Yune studied his wounded arm. The bleeding had slowed, but the swelling hadn’t. Soon he would have no appreciable elbow joint at all. “This hurts worse than when my wisdom teeth went to hell. Tell me you have an idea, Ralph.”
Ralph scooted to the far end of the building, cupped his hands around his mouth, and shouted. “The police are on their way, asshole! The Highway Patrol! Those guys won’t bother asking you to surrender, they’ll shoot you like a rabid dog! If you want to live, you better run for it!”
There was a pause, then another scream. It might have been pain, laughter, or both. It was followed by two more shots. One thumped into the building above Ralph’s head, knocking a board loose and sending up a flurry of splinters.
Ralph pulled back and looked at the other two ambush survivors. “I think that was a no.”
“He sounds hysterical,” Holly said.
“Out of his mind,” Yune agreed. He put his head back against the wall. “Christ, it’s hot on this asphalt. And it’ll be a lot hotter by noon. Muy caliente. If we’re still here, we’ll bake.”
Holly said, “Do you shoot with your right hand, Lieutenant Sablo?”
“Yes. And since we’re pinned down by a lunatic with a rifle, why don’t you just go on and call me Yune, like el jefe here?”
“You need to get over to the end of the building, where Ralph is. And Ralph, you need to get over here with me. When Lieutenant Sablo starts shooting, we’ll run for the road that goes to the tourist cabins and the Ahiga entrance. I estimate we’ll be in the open for no more than fifty yards. We can cover that in fifteen seconds. Maybe twelve.”
“Twelve seconds could be enough for him to get one of us, Holly.”
“I think we can make it.” Still as cool as the breeze from a fan blowing over a bowl of ice cubes. It was amazing. When she’d come into Howie’s conference room two nights ago, she’d been so tightly wrapped that a loud cough might have had her leaping for the ceiling.
She’s been in situations like this before, Ralph thought. And maybe it’s in situations like this where the real Holly Gibney comes out.
Another gunshot, followed by a spang of metal. Then another.
“He’s shooting for the SUV’s gas tank,” Yune said. “The rental people won’t like that.”
“We have to go, Ralph.” Holly was staring directly into his eyes—another thing she’d had trouble with before, but not now. No, not now. “Think of all the Frank Petersons he’ll murder if we let him get away. They’ll go with him because they think they know him. Or because he seems friendly, the way he must have seemed friendly to the Howard girls. Not the one up there, I mean the one he’s protecting.”
Three more shots in rapid succession. Ralph saw holes appear low on the SUV’s rear quarter-panel. Yes, he was aiming for the gas tank.
“And what are we supposed to do if Mr. Renfield comes down to meet us?” Ralph asked.
“Maybe he won’t. Maybe he’ll stay where he is, on the high ground. We only have to go as far as the path that leads to the Ahiga entrance. If he comes down before we can get there, you can shoot him.”
“Happy to, if he doesn’t shoot me first.”
“I think there might be something wrong with him,” Holly said. “Those screams.”

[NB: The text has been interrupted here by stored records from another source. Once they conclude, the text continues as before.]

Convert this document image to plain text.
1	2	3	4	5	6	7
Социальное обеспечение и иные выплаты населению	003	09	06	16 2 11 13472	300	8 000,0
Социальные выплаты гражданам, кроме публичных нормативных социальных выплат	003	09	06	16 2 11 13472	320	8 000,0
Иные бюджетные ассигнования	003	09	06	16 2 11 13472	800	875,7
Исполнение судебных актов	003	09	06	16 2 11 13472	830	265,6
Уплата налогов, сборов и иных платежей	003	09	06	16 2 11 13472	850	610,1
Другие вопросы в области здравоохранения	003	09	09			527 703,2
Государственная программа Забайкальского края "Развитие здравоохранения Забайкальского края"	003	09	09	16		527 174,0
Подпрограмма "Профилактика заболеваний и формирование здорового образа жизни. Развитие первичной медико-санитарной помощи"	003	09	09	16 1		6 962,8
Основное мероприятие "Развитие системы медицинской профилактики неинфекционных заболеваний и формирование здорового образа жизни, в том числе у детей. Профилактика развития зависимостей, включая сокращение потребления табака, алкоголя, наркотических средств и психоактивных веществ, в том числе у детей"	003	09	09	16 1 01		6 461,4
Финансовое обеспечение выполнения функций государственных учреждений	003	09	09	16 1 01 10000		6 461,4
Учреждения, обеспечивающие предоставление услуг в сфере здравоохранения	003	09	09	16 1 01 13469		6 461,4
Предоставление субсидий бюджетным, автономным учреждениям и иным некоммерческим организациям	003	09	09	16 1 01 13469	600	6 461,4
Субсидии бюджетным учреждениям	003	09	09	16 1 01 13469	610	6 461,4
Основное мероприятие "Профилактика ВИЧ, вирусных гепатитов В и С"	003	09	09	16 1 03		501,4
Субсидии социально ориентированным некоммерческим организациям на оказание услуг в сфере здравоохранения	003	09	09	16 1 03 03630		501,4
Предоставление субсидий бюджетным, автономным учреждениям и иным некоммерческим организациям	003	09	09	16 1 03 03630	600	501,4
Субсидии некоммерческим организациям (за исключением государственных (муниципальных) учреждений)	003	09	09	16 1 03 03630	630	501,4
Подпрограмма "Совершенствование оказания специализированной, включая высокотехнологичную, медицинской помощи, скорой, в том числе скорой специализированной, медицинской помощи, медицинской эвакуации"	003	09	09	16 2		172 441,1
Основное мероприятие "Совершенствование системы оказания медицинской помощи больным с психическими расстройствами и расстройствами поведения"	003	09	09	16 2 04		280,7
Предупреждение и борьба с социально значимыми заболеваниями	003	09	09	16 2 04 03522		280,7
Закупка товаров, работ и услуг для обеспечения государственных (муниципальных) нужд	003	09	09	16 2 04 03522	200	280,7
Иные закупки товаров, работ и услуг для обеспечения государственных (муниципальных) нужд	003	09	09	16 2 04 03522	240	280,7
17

Yune nodded. “?‘Get off me.’ I heard it, too.”
The next gunshot ruptured the SUV’s tank, and gasoline began to pour onto the asphalt. There was no immediate explosion, but if the guy on the knoll hit the tank again, the SUV would almost certainly blow.
“Okay,” Ralph said. The only alternative he could see was crouching here and waiting for the outsider’s accomplice to start pumping high-velocity slugs directly through the gift shop, trying to take out one or more of them that way. “Yune? Give us as much cover as you can.”
Yune edged to the corner of the building, hissing with pain at each sliding movement. He held his Glock against his chest with his right hand. Holly and Ralph moved to the other end. Ralph could see the service road leading up the hill and to the tourist cabins. It was flanked by a pair of large boulders. An American flag was painted on one, the Texas Lone Star flag on the other.
Once we get behind the one with the American flag on it, we should be safe.
Almost certainly true, but fifty yards had never looked so much like five hundred. He thought of Jeannie at home doing her yoga, or downtown running errands. He thought of Derek at camp, maybe in the craft room with his new buds, talking about TV shows, video games, or girls. He even had time to wonder who Holly was thinking about.